Renato fit pivoter l’écran de son ordinateur vers le groupe. Ana se pencha sur l’établi faisant office de table et acquiesça.

Ils avaient à l’écran le vieux Thielemans accompagné de jeunes « escortes » de bar. Ana remarqua que sur les nombreuses photos publiées par le club, le diamantaire s’affichait souvent avec une jeune blonde. Elle se retourna vers le slave affalé sur deux grosses boîtes à outils.

-Igor, enfin Pavel si vous préférez, vous allez entrer dans ce bar à filles.
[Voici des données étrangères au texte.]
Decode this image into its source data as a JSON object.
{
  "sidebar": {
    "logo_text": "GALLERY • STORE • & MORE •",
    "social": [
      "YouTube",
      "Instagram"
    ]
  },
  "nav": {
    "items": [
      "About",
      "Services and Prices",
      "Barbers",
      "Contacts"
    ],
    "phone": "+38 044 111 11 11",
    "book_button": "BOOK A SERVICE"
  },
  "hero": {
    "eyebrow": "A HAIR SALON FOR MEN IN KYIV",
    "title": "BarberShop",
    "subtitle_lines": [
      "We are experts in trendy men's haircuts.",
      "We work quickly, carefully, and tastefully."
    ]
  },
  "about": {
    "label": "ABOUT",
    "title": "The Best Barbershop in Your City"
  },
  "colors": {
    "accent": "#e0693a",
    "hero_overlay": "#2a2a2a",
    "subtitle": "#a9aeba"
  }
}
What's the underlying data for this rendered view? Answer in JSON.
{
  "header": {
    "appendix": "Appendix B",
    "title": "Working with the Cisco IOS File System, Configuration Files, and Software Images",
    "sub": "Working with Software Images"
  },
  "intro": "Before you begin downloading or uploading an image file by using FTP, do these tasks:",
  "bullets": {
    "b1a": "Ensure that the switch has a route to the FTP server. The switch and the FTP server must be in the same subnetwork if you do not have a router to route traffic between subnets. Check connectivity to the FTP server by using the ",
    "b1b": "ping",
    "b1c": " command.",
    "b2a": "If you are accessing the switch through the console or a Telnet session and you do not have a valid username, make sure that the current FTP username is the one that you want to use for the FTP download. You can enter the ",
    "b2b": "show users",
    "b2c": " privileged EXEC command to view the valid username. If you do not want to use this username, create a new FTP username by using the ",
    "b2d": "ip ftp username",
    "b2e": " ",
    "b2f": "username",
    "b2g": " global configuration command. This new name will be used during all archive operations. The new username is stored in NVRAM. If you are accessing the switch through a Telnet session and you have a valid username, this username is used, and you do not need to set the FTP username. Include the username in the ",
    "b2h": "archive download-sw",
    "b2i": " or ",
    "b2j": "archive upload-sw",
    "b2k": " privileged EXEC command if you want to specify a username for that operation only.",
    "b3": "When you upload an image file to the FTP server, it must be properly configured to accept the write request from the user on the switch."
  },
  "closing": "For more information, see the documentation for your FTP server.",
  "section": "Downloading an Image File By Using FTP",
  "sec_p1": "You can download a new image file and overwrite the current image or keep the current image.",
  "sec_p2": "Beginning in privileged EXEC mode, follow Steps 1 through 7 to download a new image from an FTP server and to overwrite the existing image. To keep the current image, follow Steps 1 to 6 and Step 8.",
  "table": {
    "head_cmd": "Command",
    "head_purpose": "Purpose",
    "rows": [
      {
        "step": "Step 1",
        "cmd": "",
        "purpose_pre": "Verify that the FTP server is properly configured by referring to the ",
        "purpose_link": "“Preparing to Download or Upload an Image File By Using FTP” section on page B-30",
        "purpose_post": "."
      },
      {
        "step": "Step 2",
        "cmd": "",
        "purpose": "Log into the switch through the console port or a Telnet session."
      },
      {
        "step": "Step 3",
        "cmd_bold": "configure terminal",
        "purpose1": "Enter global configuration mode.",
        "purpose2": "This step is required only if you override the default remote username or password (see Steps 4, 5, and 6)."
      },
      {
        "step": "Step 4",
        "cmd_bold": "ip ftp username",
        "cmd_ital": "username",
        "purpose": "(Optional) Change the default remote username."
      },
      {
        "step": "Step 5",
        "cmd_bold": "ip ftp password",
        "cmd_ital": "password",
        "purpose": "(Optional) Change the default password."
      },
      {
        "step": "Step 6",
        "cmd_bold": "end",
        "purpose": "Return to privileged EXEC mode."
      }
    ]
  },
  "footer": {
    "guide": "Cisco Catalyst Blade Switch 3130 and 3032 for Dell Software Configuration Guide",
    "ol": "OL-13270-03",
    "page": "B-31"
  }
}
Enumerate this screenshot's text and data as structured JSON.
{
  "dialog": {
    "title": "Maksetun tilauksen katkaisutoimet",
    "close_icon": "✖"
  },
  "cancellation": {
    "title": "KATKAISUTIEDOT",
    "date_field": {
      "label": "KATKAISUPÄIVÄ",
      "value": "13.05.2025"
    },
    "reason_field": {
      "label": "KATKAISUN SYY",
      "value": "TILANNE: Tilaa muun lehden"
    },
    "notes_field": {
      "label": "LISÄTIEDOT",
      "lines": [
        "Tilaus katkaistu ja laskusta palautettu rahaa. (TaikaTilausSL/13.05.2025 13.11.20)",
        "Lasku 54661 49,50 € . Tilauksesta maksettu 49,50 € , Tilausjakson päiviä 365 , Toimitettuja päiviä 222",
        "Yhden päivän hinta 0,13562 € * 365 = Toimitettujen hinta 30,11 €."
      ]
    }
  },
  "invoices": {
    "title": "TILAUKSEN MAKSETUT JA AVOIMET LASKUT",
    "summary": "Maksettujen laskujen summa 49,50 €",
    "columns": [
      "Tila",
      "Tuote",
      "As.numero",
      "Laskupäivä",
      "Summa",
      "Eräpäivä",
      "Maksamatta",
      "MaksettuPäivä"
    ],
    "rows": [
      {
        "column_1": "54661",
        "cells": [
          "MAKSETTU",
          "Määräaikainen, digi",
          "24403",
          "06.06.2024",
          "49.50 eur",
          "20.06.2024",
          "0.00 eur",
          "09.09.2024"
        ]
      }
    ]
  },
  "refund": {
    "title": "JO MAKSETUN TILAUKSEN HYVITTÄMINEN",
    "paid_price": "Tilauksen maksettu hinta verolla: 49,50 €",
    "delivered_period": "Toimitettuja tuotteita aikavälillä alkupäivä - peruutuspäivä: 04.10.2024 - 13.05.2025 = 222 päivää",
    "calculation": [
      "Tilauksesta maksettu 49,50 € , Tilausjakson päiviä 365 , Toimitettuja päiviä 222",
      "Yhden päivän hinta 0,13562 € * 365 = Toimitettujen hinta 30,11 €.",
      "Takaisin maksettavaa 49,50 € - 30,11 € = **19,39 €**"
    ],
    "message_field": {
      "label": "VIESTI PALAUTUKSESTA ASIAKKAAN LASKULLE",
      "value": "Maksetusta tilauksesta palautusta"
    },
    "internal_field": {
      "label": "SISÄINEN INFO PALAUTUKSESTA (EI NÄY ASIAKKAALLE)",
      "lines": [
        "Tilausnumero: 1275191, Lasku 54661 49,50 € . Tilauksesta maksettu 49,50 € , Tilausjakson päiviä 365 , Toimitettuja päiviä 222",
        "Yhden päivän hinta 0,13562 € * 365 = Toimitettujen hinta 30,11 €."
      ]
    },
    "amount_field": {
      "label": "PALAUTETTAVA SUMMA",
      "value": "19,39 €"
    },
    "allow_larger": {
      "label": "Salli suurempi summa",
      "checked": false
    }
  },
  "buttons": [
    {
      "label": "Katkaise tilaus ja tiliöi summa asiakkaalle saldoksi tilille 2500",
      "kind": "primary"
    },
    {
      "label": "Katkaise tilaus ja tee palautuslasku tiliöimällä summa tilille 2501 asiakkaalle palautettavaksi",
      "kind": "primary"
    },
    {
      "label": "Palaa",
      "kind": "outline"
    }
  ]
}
Rien que l’idée de nommer le club ainsi la fit frissonner- et, dépensez de l’argent comme vous autres les Russes savez si bien le faire. Donnez l’apparence d’être passablement éméché mais ne le soyez pas !

Compris ? Elle fit un imperceptible hochement de tête pour lui signifier son autorité. Avant même qu’il ne réagisse elle ajouta.

-Essayez de vous approcher de cette blonde, probablement une slave comme vous, vous n’aurez pas la barrière de la langue.

Le russe se leva réajustant son nouveau survêtement d’un grand club de football anglais en pestant.

-Je ne suis pas saoul c’est clair ? Lui dit-il en la fusillant d’un regard bleu froid comme si la discussion nocturne n’avait jamais eu lieu. Ana se raidit.

-C’est bien ce qui m’inquiète vu tout ce que vous avez ingurgité en montrant les cadavres de bouteilles de bière çà et là dans le minuscule logis.

L'ensemble était d’ailleurs assez sordide, une arrière-boutique sentant le plâtre avec de nombreux plastiques industriels en guise de paravents.

L’éclairage étant assuré par des projecteurs sur trépieds.

*

Paris – Devant le Cours Florent novembre 2003

Le flot des élèves déferlait sur le trottoir, bruissant de rires et d’éclats de voix animés. Une fin de journée comme une autre, où les ambitions flottaient encore dans l’air après des heures de jeu, d’improvisations, de monologues déclamés avec plus ou moins de conviction.

Ana était au centre d’un petit groupe, gesticulant avec l’énergie joyeuse de la jeunesse. Ses amis de promotion – des comédiens en herbe, des rêveurs, des grands parleurs – étaient suspendus à ses mots, captivés par sa gestuelle naturelle, sa façon d’habiter l’espace même en dehors de la scène. Puis elle s’arrêta net.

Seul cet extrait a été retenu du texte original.